EM: Wichtig ist also sowohl  positive als auch negative Resonanz?

Orechow: Negative Resonanz ist doch ein relativer Begriff. In der ganzen Bibel findet sich zum Beispiel kein Wort wie „Problem“. Etwas als Problem zu betrachten, ist dem Christen also nicht eigen. Natürlich gibt es immer Missverständnisse oder Hindernisse, die man zu überwinden sucht. Aber das gehört zum Menschenleben dazu, es ist nichts speziell Negatives. Die Kirche ist ja der Träger höherer geistlicher und moralischer Werte, aber dennoch ist sie Teil unserer Welt mit all ihren Veränderungen und Herausforderungen.

„Wir werden nicht für aufgrund unserer Leistungen irgendwohin gesandt, sondern um diese Leistungen zu vollbringen“

EM: Werden diese Veränderungen auch in Ihrer Gemeinde diskutiert?

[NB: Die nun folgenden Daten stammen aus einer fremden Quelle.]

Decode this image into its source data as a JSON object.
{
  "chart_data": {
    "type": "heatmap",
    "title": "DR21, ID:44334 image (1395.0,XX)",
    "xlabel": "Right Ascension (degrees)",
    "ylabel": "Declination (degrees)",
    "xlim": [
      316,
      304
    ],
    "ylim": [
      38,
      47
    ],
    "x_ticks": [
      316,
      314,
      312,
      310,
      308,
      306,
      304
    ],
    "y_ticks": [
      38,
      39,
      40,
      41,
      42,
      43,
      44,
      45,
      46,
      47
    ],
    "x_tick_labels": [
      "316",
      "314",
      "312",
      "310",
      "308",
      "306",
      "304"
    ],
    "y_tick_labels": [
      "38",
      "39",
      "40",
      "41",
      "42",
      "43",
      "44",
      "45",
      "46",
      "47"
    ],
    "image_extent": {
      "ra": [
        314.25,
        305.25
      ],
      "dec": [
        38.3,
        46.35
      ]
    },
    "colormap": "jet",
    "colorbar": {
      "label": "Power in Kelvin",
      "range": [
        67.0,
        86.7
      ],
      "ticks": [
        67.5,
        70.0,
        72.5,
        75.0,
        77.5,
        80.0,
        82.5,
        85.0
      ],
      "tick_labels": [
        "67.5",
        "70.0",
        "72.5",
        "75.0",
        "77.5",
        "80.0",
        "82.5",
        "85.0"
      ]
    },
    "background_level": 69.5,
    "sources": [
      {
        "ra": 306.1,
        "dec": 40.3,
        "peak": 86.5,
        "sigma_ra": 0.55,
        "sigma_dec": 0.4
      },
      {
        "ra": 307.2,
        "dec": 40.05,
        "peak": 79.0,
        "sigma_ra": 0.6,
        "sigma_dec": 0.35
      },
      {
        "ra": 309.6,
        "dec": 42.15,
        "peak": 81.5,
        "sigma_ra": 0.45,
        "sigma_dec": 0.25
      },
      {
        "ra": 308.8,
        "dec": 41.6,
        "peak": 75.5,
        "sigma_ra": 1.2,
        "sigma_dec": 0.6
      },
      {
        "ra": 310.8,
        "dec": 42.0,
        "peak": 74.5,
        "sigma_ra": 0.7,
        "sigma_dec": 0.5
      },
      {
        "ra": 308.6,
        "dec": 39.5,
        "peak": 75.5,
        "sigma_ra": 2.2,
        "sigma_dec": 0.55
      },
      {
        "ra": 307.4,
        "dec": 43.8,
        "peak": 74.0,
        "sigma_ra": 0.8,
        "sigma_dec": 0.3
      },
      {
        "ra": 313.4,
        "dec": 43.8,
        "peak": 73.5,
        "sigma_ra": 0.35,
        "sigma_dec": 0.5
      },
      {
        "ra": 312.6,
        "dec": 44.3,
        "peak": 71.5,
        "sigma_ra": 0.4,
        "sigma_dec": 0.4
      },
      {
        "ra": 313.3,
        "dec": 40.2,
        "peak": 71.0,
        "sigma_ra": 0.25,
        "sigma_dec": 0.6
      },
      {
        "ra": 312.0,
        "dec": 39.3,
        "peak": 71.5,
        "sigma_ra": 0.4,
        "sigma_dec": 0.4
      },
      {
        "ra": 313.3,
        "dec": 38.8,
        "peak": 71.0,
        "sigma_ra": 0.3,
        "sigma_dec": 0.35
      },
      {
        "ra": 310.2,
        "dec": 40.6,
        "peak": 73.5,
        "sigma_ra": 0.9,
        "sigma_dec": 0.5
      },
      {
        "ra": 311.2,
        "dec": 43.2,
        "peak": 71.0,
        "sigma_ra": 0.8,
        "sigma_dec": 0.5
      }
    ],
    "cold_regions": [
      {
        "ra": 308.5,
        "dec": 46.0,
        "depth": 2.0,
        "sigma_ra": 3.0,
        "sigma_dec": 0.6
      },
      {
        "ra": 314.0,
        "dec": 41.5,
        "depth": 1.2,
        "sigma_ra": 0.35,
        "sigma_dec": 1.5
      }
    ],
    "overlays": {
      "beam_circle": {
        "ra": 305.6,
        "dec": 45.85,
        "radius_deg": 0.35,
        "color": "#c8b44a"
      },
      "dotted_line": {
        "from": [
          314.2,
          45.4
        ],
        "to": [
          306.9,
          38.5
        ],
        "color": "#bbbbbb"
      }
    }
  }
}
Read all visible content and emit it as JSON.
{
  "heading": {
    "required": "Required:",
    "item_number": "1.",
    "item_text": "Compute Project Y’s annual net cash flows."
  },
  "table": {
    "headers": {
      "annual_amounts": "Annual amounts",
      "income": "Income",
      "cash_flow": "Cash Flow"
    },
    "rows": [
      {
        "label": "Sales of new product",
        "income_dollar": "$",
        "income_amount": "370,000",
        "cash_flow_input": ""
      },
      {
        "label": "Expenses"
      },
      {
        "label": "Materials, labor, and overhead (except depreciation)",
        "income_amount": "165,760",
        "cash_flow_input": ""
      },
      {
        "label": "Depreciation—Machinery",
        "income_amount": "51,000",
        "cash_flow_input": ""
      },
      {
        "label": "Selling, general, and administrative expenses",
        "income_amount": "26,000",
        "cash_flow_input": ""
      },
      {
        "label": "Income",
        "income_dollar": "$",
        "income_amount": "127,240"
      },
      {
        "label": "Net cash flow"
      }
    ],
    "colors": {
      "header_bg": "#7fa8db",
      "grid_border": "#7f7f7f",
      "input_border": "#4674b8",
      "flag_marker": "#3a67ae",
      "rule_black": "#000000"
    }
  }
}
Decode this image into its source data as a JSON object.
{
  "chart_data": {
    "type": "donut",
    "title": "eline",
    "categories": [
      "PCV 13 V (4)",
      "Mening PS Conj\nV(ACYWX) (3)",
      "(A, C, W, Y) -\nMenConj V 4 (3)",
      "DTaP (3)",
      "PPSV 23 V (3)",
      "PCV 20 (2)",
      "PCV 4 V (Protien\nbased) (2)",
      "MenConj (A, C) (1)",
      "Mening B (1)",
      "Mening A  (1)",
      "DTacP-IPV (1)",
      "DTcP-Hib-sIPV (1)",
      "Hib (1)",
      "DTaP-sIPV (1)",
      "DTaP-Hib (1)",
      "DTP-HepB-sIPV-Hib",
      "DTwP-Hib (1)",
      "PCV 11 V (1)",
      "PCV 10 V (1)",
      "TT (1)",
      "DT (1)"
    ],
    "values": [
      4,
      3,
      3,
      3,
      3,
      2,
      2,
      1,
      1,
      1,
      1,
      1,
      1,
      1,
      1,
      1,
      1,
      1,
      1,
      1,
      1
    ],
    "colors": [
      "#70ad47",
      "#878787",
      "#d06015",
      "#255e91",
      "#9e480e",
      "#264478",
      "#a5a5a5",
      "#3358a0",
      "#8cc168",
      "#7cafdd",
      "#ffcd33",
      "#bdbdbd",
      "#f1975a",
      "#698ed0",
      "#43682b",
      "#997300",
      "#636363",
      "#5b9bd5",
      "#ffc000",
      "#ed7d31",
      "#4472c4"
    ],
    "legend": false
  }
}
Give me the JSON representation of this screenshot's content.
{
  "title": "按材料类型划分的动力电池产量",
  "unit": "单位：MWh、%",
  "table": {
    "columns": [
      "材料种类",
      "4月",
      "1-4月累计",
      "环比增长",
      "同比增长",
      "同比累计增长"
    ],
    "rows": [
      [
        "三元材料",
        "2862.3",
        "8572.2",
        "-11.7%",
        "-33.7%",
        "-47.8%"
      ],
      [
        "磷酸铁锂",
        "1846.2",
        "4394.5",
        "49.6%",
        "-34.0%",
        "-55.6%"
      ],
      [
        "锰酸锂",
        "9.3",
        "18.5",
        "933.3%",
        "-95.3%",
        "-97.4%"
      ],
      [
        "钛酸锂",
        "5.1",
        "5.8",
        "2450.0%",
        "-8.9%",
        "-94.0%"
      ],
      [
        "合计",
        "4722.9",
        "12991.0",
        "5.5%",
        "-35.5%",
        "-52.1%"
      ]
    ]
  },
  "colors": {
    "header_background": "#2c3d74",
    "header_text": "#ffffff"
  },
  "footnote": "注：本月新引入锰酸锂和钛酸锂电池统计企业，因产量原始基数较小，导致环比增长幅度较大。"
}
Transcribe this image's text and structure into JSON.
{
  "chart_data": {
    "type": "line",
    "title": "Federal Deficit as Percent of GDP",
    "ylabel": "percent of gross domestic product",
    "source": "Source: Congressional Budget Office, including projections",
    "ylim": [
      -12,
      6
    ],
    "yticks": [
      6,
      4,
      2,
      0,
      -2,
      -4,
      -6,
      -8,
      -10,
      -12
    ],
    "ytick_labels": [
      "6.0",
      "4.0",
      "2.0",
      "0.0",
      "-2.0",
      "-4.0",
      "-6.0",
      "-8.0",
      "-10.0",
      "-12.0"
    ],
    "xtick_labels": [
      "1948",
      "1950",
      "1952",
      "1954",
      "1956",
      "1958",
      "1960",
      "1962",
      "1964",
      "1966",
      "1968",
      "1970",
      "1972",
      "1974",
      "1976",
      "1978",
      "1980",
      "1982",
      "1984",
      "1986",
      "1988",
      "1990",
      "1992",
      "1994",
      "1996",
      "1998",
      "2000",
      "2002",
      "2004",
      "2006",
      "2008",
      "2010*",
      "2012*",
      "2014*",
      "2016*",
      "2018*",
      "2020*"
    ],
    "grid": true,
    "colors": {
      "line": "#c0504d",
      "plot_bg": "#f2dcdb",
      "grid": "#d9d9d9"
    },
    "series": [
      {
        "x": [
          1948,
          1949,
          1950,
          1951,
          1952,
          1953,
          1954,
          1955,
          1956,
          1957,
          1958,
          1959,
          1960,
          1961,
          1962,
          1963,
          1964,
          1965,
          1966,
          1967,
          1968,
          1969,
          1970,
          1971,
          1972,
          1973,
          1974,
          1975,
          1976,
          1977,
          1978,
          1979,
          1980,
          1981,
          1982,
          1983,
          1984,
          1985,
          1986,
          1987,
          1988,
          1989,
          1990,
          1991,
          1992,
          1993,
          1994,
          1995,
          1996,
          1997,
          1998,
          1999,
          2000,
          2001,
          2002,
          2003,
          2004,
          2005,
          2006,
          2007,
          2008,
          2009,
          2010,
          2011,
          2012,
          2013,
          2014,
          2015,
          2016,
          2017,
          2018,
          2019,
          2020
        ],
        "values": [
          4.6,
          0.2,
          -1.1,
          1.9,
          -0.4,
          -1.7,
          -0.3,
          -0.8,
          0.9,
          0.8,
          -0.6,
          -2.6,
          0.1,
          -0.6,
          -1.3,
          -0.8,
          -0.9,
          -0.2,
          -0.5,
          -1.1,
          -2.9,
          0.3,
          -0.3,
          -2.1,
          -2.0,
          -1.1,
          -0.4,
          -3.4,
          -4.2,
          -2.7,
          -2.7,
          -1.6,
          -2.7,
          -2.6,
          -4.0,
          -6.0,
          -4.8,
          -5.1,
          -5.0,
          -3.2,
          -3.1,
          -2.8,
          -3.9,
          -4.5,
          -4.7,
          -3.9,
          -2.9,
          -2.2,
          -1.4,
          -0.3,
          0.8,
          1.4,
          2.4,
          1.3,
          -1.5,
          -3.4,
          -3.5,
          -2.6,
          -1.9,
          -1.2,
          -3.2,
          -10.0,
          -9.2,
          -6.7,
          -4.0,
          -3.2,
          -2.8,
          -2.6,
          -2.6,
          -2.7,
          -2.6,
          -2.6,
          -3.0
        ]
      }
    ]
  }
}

Orechow: Weniger, wir haben hier leider nicht das Niveau und den Grad an Informiertheit, um diese Dinge zu diskutieren. Zeitungen erscheinen oft verspätet, die meisten Menschen hier haben keinen oder kaum Zugang zum Internet,  somit bekommen sie neue Tendenzen oft nicht mit. Und es gibt auch kaum spanischsprachige Literatur über die Orthodoxie. Manchmal helfen uns aber Studenten bei Übersetzungen.

EM: Wie lange möchten Sie auf Kuba bleiben?

Orechow: Ich sehe es so: an jedem Ort, zu dem man kommt, muss man sich einen Platz auf den Friedhof suchen.  Man muss bereit sein, sein Leben dort zu verbringen, es nicht nur als eine Station auf seinem Weg zu sehen. Nur so kann man seine Pflichten und Aufgaben langfristig ernst nehmen. Wir werden nicht für aufgrund unserer Leistungen irgendwohin gesandt, sondern um diese Leistungen zu vollbringen. Zudem bin ich Priester und kein religiöser Tourist.

EM: Herr Orechow, haben Sie herzlichen Dank für dieses Gespräch.